The laparoscopic apparatus of the present invention possesses a workable range of angle of articulation of the movable end-effector 32 along with a rotation of 360° about the axis of the elongated barrel 4. The laparoscopic apparatus, during the course of a laparoscopic surgery, enables the user not only to hold and cut the selected subject but also simultaneously enables the lateral wrist-like movement along with rotary movement of the end-effector 32.

The laparoscopic apparatus has a decoupling arrangement in the form of separation of various functions of the laparoscopic apparatus viz., lateral wrist like motion of the movable end-effector 32, cutting and gripping arrangement of the movable operating element 37, and rotary motion of the movable operating element 37, which are effected by the combined operation of movable end-effector 32 and the universal joint 26 and the handle assemblies as shown in corresponding representative Figs. 7-13.

Therefore, the laparoscopic apparatus of the present invention provides an improved articulation with an extra degree of freedom, while retaining its existing surgical functions.
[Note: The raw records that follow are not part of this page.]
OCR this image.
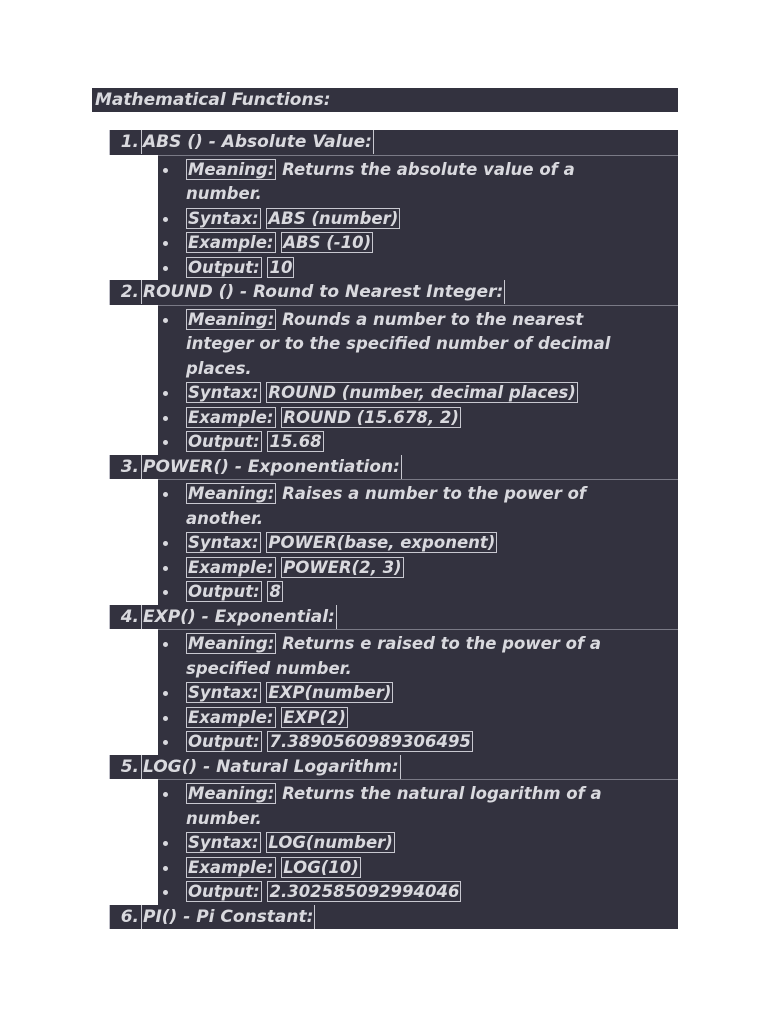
Mathematical Functions:
1. ABS () - Absolute Value:
Meaning: Returns the absolute value of a number.
Syntax: ABS (number)
Example: ABS (-10)
Output: 10
2. ROUND () - Round to Nearest Integer:
Meaning: Rounds a number to the nearest integer or to the specified number of decimal places.
Syntax: ROUND (number, decimal places)
Example: ROUND (15.678, 2)
Output: 15.68
3. POWER() - Exponentiation:
Meaning: Raises a number to the power of another.
Syntax: POWER(base, exponent)
Example: POWER(2, 3)
Output: 8
4. EXP() - Exponential:
Meaning: Returns e raised to the power of a specified number.
Syntax: EXP(number)
Example: EXP(2)
Output: 7.3890560989306495
5. LOG() - Natural Logarithm:
Meaning: Returns the natural logarithm of a number.
Syntax: LOG(number)
Example: LOG(10)
Output: 2.302585092994046
6. PI() - Pi Constant:
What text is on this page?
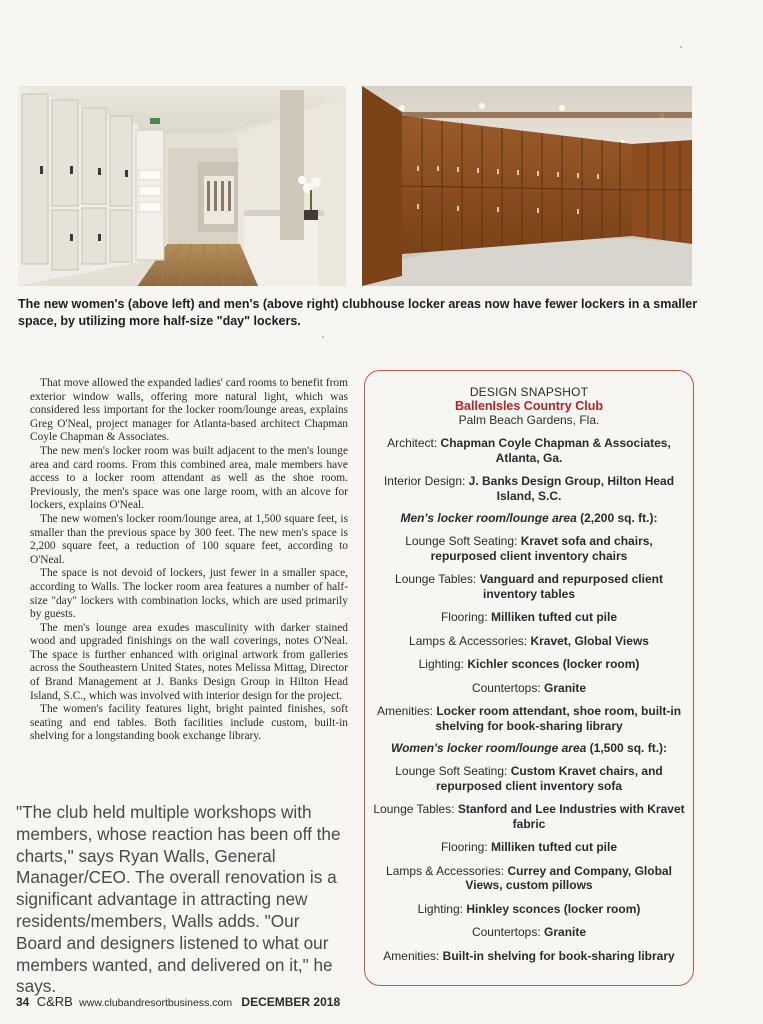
The new women's (above left) and men's (above right) clubhouse locker areas now have fewer lockers in a smaller space, by utilizing more half-size "day" lockers.

That move allowed the expanded ladies' card rooms to benefit from exterior window walls, offering more natural light, which was considered less important for the locker room/lounge areas, explains Greg O'Neal, project manager for Atlanta-based architect Chapman Coyle Chapman & Associates.

The new men's locker room was built adjacent to the men's lounge area and card rooms. From this combined area, male members have access to a locker room attendant as well as the shoe room. Previously, the men's space was one large room, with an alcove for lockers, explains O'Neal.

The new women's locker room/lounge area, at 1,500 square feet, is smaller than the previous space by 300 feet. The new men's space is 2,200 square feet, a reduction of 100 square feet, according to O'Neal.

The space is not devoid of lockers, just fewer in a smaller space, according to Walls. The locker room area features a number of half-size "day" lockers with combination locks, which are used primarily by guests.

The men's lounge area exudes masculinity with darker stained wood and upgraded finishings on the wall coverings, notes O'Neal. The space is further enhanced with original artwork from galleries across the Southeastern United States, notes Melissa Mittag, Director of Brand Management at J. Banks Design Group in Hilton Head Island, S.C., which was involved with interior design for the project.

The women's facility features light, bright painted finishes, soft seating and end tables. Both facilities include custom, built-in shelving for a longstanding book exchange library.

"The club held multiple workshops with members, whose reaction has been off the charts," says Ryan Walls, General Manager/CEO. The overall renovation is a significant advantage in attracting new residents/members, Walls adds. "Our Board and designers listened to what our members wanted, and delivered on it," he says.
DESIGN SNAPSHOT
BallenIsles Country Club
Palm Beach Gardens, Fla.
Architect: Chapman Coyle Chapman & Associates, Atlanta, Ga.
Interior Design: J. Banks Design Group, Hilton Head Island, S.C.
Men's locker room/lounge area (2,200 sq. ft.):
Lounge Soft Seating: Kravet sofa and chairs, repurposed client inventory chairs
Lounge Tables: Vanguard and repurposed client inventory tables
Flooring: Milliken tufted cut pile
Lamps & Accessories: Kravet, Global Views
Lighting: Kichler sconces (locker room)
Countertops: Granite
Amenities: Locker room attendant, shoe room, built-in shelving for book-sharing library
Women's locker room/lounge area (1,500 sq. ft.):
Lounge Soft Seating: Custom Kravet chairs, and repurposed client inventory sofa
Lounge Tables: Stanford and Lee Industries with Kravet fabric
Flooring: Milliken tufted cut pile
Lamps & Accessories: Currey and Company, Global Views, custom pillows
Lighting: Hinkley sconces (locker room)
Countertops: Granite
Amenities: Built-in shelving for book-sharing library
34 C&RB www.clubandresortbusiness.com DECEMBER 2018
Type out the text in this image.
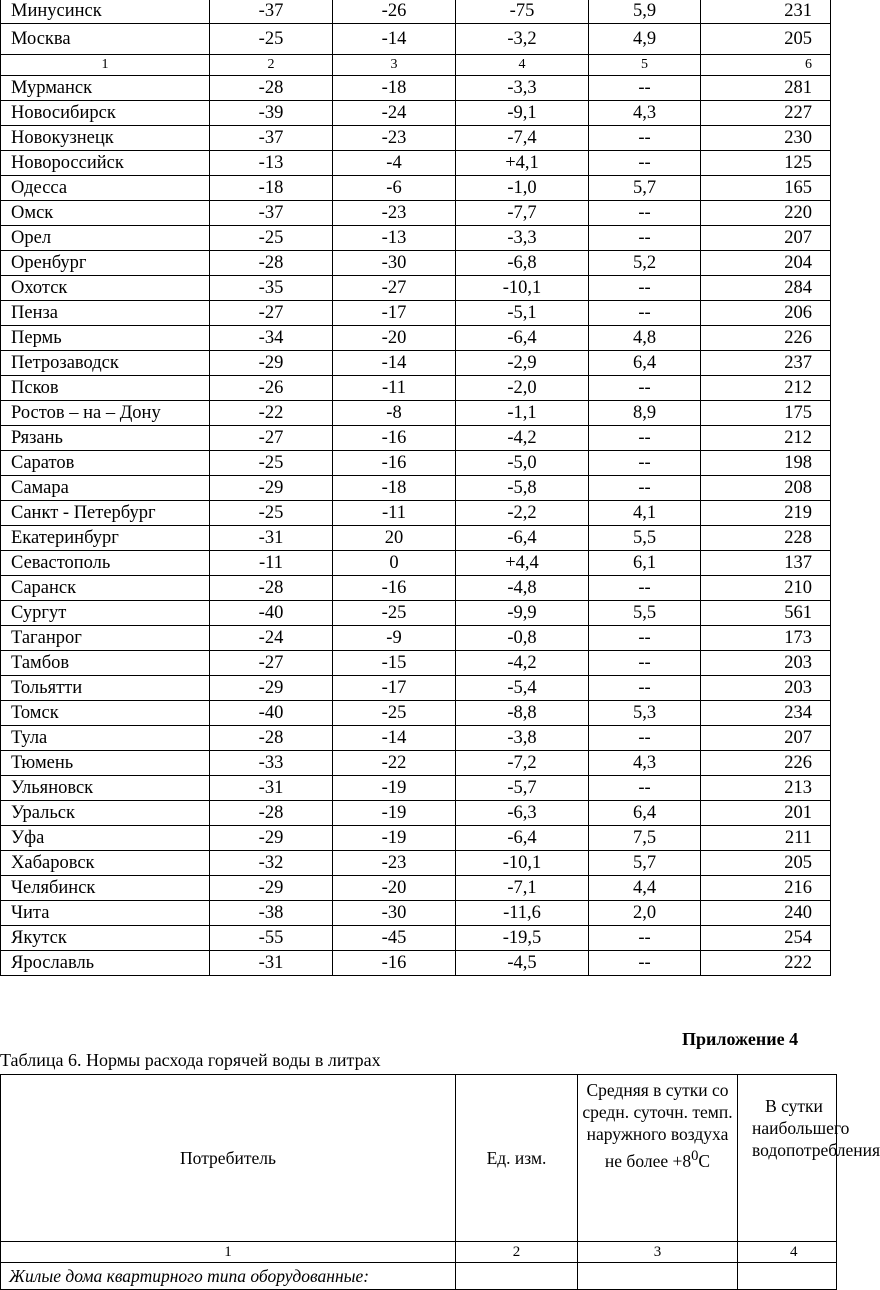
Минусинск	-37	-26	-75	5,9	231
Москва	-25	-14	-3,2	4,9	205
1	2	3	4	5	6
Мурманск	-28	-18	-3,3	--	281
Новосибирск	-39	-24	-9,1	4,3	227
Новокузнецк	-37	-23	-7,4	--	230
Новороссийск	-13	-4	+4,1	--	125
Одесса	-18	-6	-1,0	5,7	165
Омск	-37	-23	-7,7	--	220
Орел	-25	-13	-3,3	--	207
Оренбург	-28	-30	-6,8	5,2	204
Охотск	-35	-27	-10,1	--	284
Пенза	-27	-17	-5,1	--	206
Пермь	-34	-20	-6,4	4,8	226
Петрозаводск	-29	-14	-2,9	6,4	237
Псков	-26	-11	-2,0	--	212
Ростов – на – Дону	-22	-8	-1,1	8,9	175
Рязань	-27	-16	-4,2	--	212
Саратов	-25	-16	-5,0	--	198
Самара	-29	-18	-5,8	--	208
Санкт - Петербург	-25	-11	-2,2	4,1	219
Екатеринбург	-31	20	-6,4	5,5	228
Севастополь	-11	0	+4,4	6,1	137
Саранск	-28	-16	-4,8	--	210
Сургут	-40	-25	-9,9	5,5	561
Таганрог	-24	-9	-0,8	--	173
Тамбов	-27	-15	-4,2	--	203
Тольятти	-29	-17	-5,4	--	203
Томск	-40	-25	-8,8	5,3	234
Тула	-28	-14	-3,8	--	207
Тюмень	-33	-22	-7,2	4,3	226
Ульяновск	-31	-19	-5,7	--	213
Уральск	-28	-19	-6,3	6,4	201
Уфа	-29	-19	-6,4	7,5	211
Хабаровск	-32	-23	-10,1	5,7	205
Челябинск	-29	-20	-7,1	4,4	216
Чита	-38	-30	-11,6	2,0	240
Якутск	-55	-45	-19,5	--	254
Ярославль	-31	-16	-4,5	--	222
Приложение 4
Таблица 6. Нормы расхода горячей воды в литрах
Потребитель	Ед. изм.	Средняя в сутки со средн. суточн. темп. наружного воздуха не более $+8^0С$	В сутки наибольшего водопотребления
1	2	3	4
Жилые дома квартирного типа оборудованные:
The end effector of the laparoscopic apparatus is provided with a wrist-like lateral movement to provide desired extra degree of freedom.

The laparoscopic apparatus of the present invention is provided with independent actions for lateral wrist-like motion, cutting and gripping arrangement and rotary motion.

The movable end-effector can be easily detachable from the body of the laparoscopic apparatus. The laparoscopic apparatus has an extra degree of freedom that enhances the dexterity of a user in a minimally invasive surgery.

While there have been described what are presently believed to be the preferred embodiments of the invention, those skilled in the art will realize that various changes and modifications may be made to the invention without departing from the spirit of the invention, and it is intended to claim all such changes and modifications as fall within the scope of the invention.